Esta necessidade de ter a rétorica de "mulheres contra o homem" acabou por fazer do que podia ser um ótimo filme um filme confuso.
Como devia ter sido
A verdade é que não havia espaço para fazer a história sobre os erros das bruxas jovens e ainda a história sobre bruxas contra machismo, pelo menos, da forma como o filme o faz. Tinha de se escolher apenas uma delas.
Para manter a essência do The Craft, o melhor é a narrativa das consequências de praticar de forma moralmente questionável e mexer com o que não se sabe. Deixar as meninas enfrentarem as consequências pelas suas ações. Tinham atrizes jovens fantásticas, e não aproveitaram o seu potencial. Teria sido bastante mais interessante ver a vida destas adolescentes enquanto jovens mulheres e bruxas, a enfrentar aquilo que qualquer jovem tem de enfrentar, com a adição da magia. Ver a sua amizade desabar e ser construida de novo através de aprendizagem e perdão - fazer Lily aprender uma lição. Ver as meninas interagirem, adorarem-se e apoiando-se umas à outras seria o verdadeiro discurso feminista. Amizade, amor e suporte a mulheres - é isso que é feminismo.
Teria sido também interessante explorar outros caminhos da bruxaria, e ter uma personagem mais experiente na prática ensinar as jovens - poderia até ser uma das do filme original.
Em suma, focar-se na evolução espiritual das meninas. Sem pai machista (ok, podia ser um bocadinho machista para teenage angst), sem paganismo vs bruxaria, sem mensagem ridiculamente direta. Apenas 4 bruxas a descobrir-se a si e à sua prática.
Olá😊 como vc está?
ResponderEliminarJá faz um tempo que eu procuro formas de manter assuntos de bruxaria na minha rotina, como passo a maior parte do tempo sem Internet na escola é muito bom saber que achei um site confiável de bruxaria que eu posso ler off-line.
Adorei a sua crítica sobre o filme eu tbm achei a cena da poça forçada demais. Vc poderia explicar sobre o poder do padrasto de Lily pfvr? Bjs😘
Oi, tudo bem?
ResponderEliminarMuito interessante sua visão e como deveria ter sido.

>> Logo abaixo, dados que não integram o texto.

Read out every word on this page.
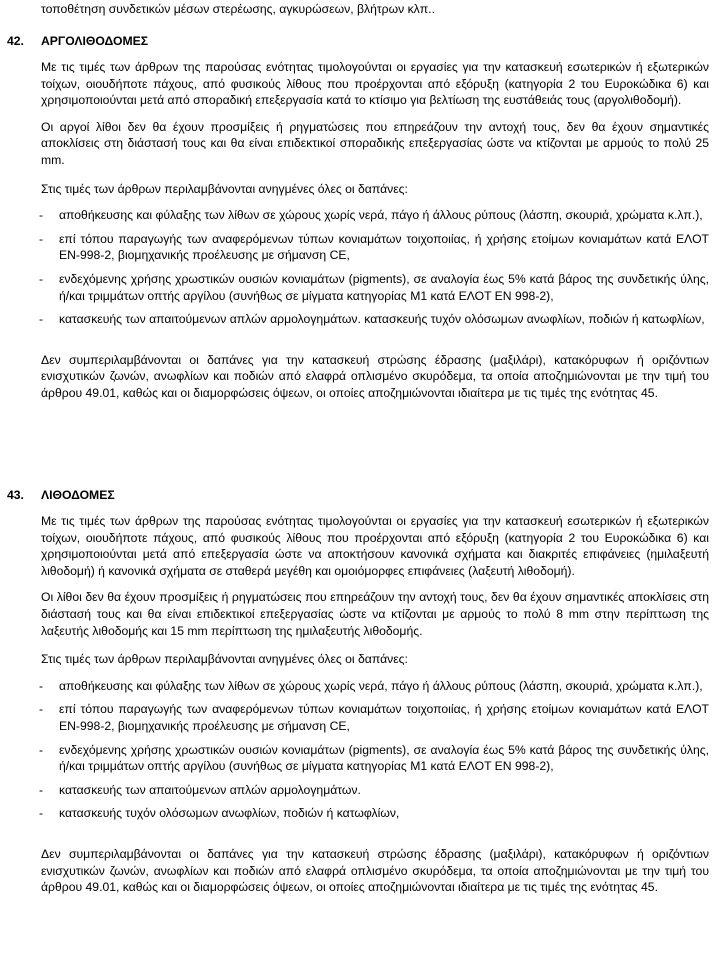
τοποθέτηση συνδετικών μέσων στερέωσης, αγκυρώσεων, βλήτρων κλπ..

42. ΑΡΓΟΛΙΘΟΔΟΜΕΣ

Με τις τιμές των άρθρων της παρούσας ενότητας τιμολογούνται οι εργασίες για την κατασκευή εσωτερικών ή εξωτερικών τοίχων, οιουδήποτε πάχους, από φυσικούς λίθους που προέρχονται από εξόρυξη (κατηγορία 2 του Ευροκώδικα 6) και χρησιμοποιούνται μετά από σποραδική επεξεργασία κατά το κτίσιμο για βελτίωση της ευστάθειάς τους (αργολιθοδομή).

Οι αργοί λίθοι δεν θα έχουν προσμίξεις ή ρηγματώσεις που επηρεάζουν την αντοχή τους, δεν θα έχουν σημαντικές αποκλίσεις στη διάστασή τους και θα είναι επιδεκτικοί σποραδικής επεξεργασίας ώστε να κτίζονται με αρμούς το πολύ 25 mm.

Στις τιμές των άρθρων περιλαμβάνονται ανηγμένες όλες οι δαπάνες:

- αποθήκευσης και φύλαξης των λίθων σε χώρους χωρίς νερά, πάγο ή άλλους ρύπους (λάσπη, σκουριά, χρώματα κ.λπ.),
- επί τόπου παραγωγής των αναφερόμενων τύπων κονιαμάτων τοιχοποιίας, ή χρήσης ετοίμων κονιαμάτων κατά ΕΛΟΤ ΕΝ-998-2, βιομηχανικής προέλευσης με σήμανση CE,
- ενδεχόμενης χρήσης χρωστικών ουσιών κονιαμάτων (pigments), σε αναλογία έως 5% κατά βάρος της συνδετικής ύλης, ή/και τριμμάτων οπτής αργίλου (συνήθως σε μίγματα κατηγορίας Μ1 κατά ΕΛΟΤ ΕΝ 998-2),
- κατασκευής των απαιτούμενων απλών αρμολογημάτων. κατασκευής τυχόν ολόσωμων ανωφλίων, ποδιών ή κατωφλίων,

Δεν συμπεριλαμβάνονται οι δαπάνες για την κατασκευή στρώσης έδρασης (μαξιλάρι), κατακόρυφων ή οριζόντιων ενισχυτικών ζωνών, ανωφλίων και ποδιών από ελαφρά οπλισμένο σκυρόδεμα, τα οποία αποζημιώνονται με την τιμή του άρθρου 49.01, καθώς και οι διαμορφώσεις όψεων, οι οποίες αποζημιώνονται ιδιαίτερα με τις τιμές της ενότητας 45.

43. ΛΙΘΟΔΟΜΕΣ

Με τις τιμές των άρθρων της παρούσας ενότητας τιμολογούνται οι εργασίες για την κατασκευή εσωτερικών ή εξωτερικών τοίχων, οιουδήποτε πάχους, από φυσικούς λίθους που προέρχονται από εξόρυξη (κατηγορία 2 του Ευροκώδικα 6) και χρησιμοποιούνται μετά από επεξεργασία ώστε να αποκτήσουν κανονικά σχήματα και διακριτές επιφάνειες (ημιλαξευτή λιθοδομή) ή κανονικά σχήματα σε σταθερά μεγέθη και ομοιόμορφες επιφάνειες (λαξευτή λιθοδομή).

Οι λίθοι δεν θα έχουν προσμίξεις ή ρηγματώσεις που επηρεάζουν την αντοχή τους, δεν θα έχουν σημαντικές αποκλίσεις στη διάστασή τους και θα είναι επιδεκτικοί επεξεργασίας ώστε να κτίζονται με αρμούς το πολύ 8 mm στην περίπτωση της λαξευτής λιθοδομής και 15 mm περίπτωση της ημιλαξευτής λιθοδομής.

Στις τιμές των άρθρων περιλαμβάνονται ανηγμένες όλες οι δαπάνες:

- αποθήκευσης και φύλαξης των λίθων σε χώρους χωρίς νερά, πάγο ή άλλους ρύπους (λάσπη, σκουριά, χρώματα κ.λπ.),
- επί τόπου παραγωγής των αναφερόμενων τύπων κονιαμάτων τοιχοποιίας, ή χρήσης ετοίμων κονιαμάτων κατά ΕΛΟΤ ΕΝ-998-2, βιομηχανικής προέλευσης με σήμανση CE,
- ενδεχόμενης χρήσης χρωστικών ουσιών κονιαμάτων (pigments), σε αναλογία έως 5% κατά βάρος της συνδετικής ύλης, ή/και τριμμάτων οπτής αργίλου (συνήθως σε μίγματα κατηγορίας Μ1 κατά ΕΛΟΤ ΕΝ 998-2),
- κατασκευής των απαιτούμενων απλών αρμολογημάτων.
- κατασκευής τυχόν ολόσωμων ανωφλίων, ποδιών ή κατωφλίων,

Δεν συμπεριλαμβάνονται οι δαπάνες για την κατασκευή στρώσης έδρασης (μαξιλάρι), κατακόρυφων ή οριζόντιων ενισχυτικών ζωνών, ανωφλίων και ποδιών από ελαφρά οπλισμένο σκυρόδεμα, τα οποία αποζημιώνονται με την τιμή του άρθρου 49.01, καθώς και οι διαμορφώσεις όψεων, οι οποίες αποζημιώνονται ιδιαίτερα με τις τιμές της ενότητας 45.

Achei bem raso mesmo, foi feito pensando em ter uma continuação e não conseguiu.
Só quero adicionar uma opinião sobre quando você disse que nenhuma bruxa ofenderia os espíritos do oeste. De fato, dos espíritos do oeste, não. Aí foi mais um erro do filme, porque elas quiseram criticar o Ocidente, além do patriarcado, só faltou o capitalismo para ficar mais confuso ainda.